July 12, 2012— -- Partial breast removal surgery to treat cancer is not likely to be a one-time operation, according to many breast cancer experts and a study released Thursday.
One in five women who opt for partial breast removal, or breast-conserving surgery, may need a second operation to remove more breast tissue, according to a study of more than 55,000 British women.
Repeat surgery rates may be slightly higher among American women -- about one in four -- according to a study published last February in the Journal of the American Medical Association.
Breast-conserving surgery, including lumpectomy and partial mastectomy, is a less radical form of cancer surgery that seeks to remove the localized tumor or cancerous tissue within the breast. Additional surgeries are often performed when the doctors find additional tumors, or if the disease has spread to nearby lymph nodes.
Regarding breast-conserving surgery as a one-time fix may lead some surgeons to remove too much breast tissue the first time, or even to overlook the need to perform additional surgery.
Instead, the goal for both patients and surgeons is to find the clear margins of the cancer, which may take more than one try, many experts said.

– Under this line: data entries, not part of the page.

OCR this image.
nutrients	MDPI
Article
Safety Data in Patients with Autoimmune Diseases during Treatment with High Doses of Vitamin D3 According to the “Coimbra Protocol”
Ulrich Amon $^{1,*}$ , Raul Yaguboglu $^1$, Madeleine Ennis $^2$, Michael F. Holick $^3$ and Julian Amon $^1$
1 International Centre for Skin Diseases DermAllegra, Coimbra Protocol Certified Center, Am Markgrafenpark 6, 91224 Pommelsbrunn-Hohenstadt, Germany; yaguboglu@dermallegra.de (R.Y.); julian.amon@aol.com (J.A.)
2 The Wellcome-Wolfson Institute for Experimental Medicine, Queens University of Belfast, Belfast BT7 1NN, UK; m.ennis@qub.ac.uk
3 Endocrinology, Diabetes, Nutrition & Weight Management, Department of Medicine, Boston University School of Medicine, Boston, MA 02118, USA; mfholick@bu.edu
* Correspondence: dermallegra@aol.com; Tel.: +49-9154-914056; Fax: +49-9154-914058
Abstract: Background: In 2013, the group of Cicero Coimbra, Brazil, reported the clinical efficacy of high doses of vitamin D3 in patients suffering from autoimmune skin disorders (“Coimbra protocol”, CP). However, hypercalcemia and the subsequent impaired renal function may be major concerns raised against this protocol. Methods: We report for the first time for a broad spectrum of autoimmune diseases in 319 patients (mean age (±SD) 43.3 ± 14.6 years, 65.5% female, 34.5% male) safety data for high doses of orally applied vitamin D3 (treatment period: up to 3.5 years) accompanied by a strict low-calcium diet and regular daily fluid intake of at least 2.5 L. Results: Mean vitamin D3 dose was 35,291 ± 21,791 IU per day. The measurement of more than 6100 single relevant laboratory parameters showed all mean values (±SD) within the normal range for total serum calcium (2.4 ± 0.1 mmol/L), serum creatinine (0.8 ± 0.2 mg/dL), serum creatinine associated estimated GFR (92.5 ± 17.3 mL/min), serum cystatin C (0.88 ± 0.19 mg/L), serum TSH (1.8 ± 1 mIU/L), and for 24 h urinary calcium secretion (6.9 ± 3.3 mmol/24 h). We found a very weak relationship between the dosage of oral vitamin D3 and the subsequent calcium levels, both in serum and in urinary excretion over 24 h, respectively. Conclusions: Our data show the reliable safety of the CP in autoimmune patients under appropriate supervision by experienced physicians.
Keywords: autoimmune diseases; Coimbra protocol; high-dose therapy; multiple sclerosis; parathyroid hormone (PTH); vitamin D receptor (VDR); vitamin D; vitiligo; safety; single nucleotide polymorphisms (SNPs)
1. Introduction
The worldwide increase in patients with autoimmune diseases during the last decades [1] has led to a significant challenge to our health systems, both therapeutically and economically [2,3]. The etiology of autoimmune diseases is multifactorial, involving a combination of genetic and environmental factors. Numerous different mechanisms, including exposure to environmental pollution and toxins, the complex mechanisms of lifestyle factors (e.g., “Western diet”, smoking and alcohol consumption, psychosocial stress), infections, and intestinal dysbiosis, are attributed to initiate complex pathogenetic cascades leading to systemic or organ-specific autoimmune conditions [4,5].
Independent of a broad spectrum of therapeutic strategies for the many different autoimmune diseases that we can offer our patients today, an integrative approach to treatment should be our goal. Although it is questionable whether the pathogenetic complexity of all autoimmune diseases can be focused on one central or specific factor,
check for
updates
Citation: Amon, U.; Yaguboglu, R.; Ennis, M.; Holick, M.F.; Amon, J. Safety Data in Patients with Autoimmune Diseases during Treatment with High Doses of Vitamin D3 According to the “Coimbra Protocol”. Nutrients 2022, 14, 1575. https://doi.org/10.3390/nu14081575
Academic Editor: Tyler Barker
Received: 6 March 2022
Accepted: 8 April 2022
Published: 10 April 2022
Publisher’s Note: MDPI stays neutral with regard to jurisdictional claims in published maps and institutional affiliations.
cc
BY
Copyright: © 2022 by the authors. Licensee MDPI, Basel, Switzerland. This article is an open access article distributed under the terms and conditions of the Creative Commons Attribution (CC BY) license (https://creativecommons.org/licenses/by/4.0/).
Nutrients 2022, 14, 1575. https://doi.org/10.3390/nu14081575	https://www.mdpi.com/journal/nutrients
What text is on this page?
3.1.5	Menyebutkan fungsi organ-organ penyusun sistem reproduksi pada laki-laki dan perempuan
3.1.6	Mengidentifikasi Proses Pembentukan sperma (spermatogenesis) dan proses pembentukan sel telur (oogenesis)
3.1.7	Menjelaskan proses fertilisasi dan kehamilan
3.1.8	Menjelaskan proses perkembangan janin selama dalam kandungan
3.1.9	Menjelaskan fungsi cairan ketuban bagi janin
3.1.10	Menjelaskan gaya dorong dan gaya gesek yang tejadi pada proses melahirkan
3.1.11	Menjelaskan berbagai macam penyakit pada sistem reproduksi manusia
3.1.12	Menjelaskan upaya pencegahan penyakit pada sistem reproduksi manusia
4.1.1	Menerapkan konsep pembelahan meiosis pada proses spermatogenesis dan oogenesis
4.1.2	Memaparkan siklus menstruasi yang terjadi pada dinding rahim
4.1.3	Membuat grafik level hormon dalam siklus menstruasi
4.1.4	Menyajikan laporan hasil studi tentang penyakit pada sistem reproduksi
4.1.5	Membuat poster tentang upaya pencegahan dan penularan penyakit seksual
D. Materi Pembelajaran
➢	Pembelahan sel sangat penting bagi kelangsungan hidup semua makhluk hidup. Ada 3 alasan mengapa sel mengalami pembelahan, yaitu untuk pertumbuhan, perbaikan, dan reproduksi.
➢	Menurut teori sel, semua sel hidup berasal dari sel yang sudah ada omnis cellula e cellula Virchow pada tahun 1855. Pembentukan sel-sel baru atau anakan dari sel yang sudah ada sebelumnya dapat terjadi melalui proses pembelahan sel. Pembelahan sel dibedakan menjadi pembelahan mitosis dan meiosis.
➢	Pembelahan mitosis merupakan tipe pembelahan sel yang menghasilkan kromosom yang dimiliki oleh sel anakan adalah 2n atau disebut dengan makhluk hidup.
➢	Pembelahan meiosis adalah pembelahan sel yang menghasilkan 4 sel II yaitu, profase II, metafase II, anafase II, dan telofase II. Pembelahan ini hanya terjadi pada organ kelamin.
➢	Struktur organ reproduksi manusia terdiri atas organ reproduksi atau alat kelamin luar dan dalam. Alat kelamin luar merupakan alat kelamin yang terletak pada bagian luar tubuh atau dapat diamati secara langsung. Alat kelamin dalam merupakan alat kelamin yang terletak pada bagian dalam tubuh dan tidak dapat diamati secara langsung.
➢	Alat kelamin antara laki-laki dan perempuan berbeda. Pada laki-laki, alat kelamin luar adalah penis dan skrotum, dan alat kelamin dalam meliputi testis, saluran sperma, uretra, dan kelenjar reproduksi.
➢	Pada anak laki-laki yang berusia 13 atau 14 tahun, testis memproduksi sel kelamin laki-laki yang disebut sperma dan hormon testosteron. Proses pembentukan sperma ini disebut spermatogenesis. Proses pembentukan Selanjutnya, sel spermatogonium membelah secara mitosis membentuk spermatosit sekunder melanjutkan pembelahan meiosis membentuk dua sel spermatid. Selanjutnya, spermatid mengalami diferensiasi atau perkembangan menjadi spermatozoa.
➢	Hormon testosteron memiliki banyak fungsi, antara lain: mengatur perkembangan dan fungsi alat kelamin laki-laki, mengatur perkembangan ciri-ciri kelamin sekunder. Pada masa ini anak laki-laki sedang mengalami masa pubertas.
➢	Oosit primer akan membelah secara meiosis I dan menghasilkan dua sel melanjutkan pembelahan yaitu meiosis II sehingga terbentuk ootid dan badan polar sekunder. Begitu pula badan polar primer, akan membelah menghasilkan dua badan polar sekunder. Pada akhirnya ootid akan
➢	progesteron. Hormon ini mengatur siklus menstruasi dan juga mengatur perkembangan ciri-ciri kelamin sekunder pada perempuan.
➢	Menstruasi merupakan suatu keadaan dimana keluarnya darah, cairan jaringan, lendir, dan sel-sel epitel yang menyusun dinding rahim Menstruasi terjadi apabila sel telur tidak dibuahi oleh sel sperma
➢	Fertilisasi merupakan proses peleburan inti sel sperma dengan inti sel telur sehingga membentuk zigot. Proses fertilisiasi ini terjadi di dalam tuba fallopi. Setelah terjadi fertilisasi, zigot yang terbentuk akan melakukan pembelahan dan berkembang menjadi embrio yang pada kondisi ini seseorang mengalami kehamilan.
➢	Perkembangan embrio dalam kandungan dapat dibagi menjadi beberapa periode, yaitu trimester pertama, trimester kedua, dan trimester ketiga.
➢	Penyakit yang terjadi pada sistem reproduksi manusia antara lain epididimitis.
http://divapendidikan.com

British researchers looked at data collected from the Hospital Episode Statistics database of more than 55,000 women ages 16 and older who underwent breast-conserving surgery between 2005 and 2008.
Twenty percent of the women underwent additional surgery, and 40 percent of those who had repeat surgeries underwent a mastectomy, according to the findings that were published Thursday in the British Medical Journal.
The women were nearly twice as likely to undergo additional surgery if the tumor was ductal carcinoma in situ, an early localized form of the cancer in which it may be harder to detect the boundaries of the disease.
"The only way to be guaranteed a single surgical procedure with breast cancer is to perform the largest operation we perform – mastectomy with complete auxillary lymph node removal," said Dr. Ben Anderson, director of the breast health clinic at the University of Washington.
Still, many experts said that despite the findings, they would not recommend mastectomy over lumpectomy or partial mastectomy.
"The breast cancer survival rates are no different between women who undergo lumpectomy followed by radiation versus women who undergo mastectomy," said Dr. Keith Amos, assistant professor of surgery at the University of North Carolina at Chapel Hill. "I counsel each patient before a lumpectomy that obtaining clear margins may require more than one operation."
Breast-conserving surgery is still considered the premiere option for many women who want to save their breasts, and many patients are warned about the possibility of additional surgeries before they consent, experts said.
"Some women might try with a large lesion to preserve their breasts, and may ask the surgeon to 'try' to get around the lesion," said Dr. James Brenner, chief of breast imaging at University of California at San Francisco.
Breast experts use magnetic resonance imaging to better predict the margins of the disease, and suggest using MRI can potentially decrease the chance of additional surgery. However, previous studies suggest that patients who get MRIs have higher rates of mastectomies.
The study did not analyze whether the use of MRI influenced whether patients underwent additional breast-conserving surgery or mastectomy.
Some surgeons use a "cavity shave margin" technique, taking a little extra tissue outside the margin of the tumor to avoid another surgery.
While some surgeons aim for a single surgery, repeat surgeries should not be a measure of whether the procedure was successful, experts said.
"It is important that patients don't assume that re-excision should be zero, and if it isn't, then mastectomy should be done," said Lillie Shockney, associate professor in the department of surgery, oncology and gynecology and obstetrics at the Johns Hopkins School of Medicine.
"Most re-excision rates are successful and don't and shouldn't require mastectomy either," said Shockney.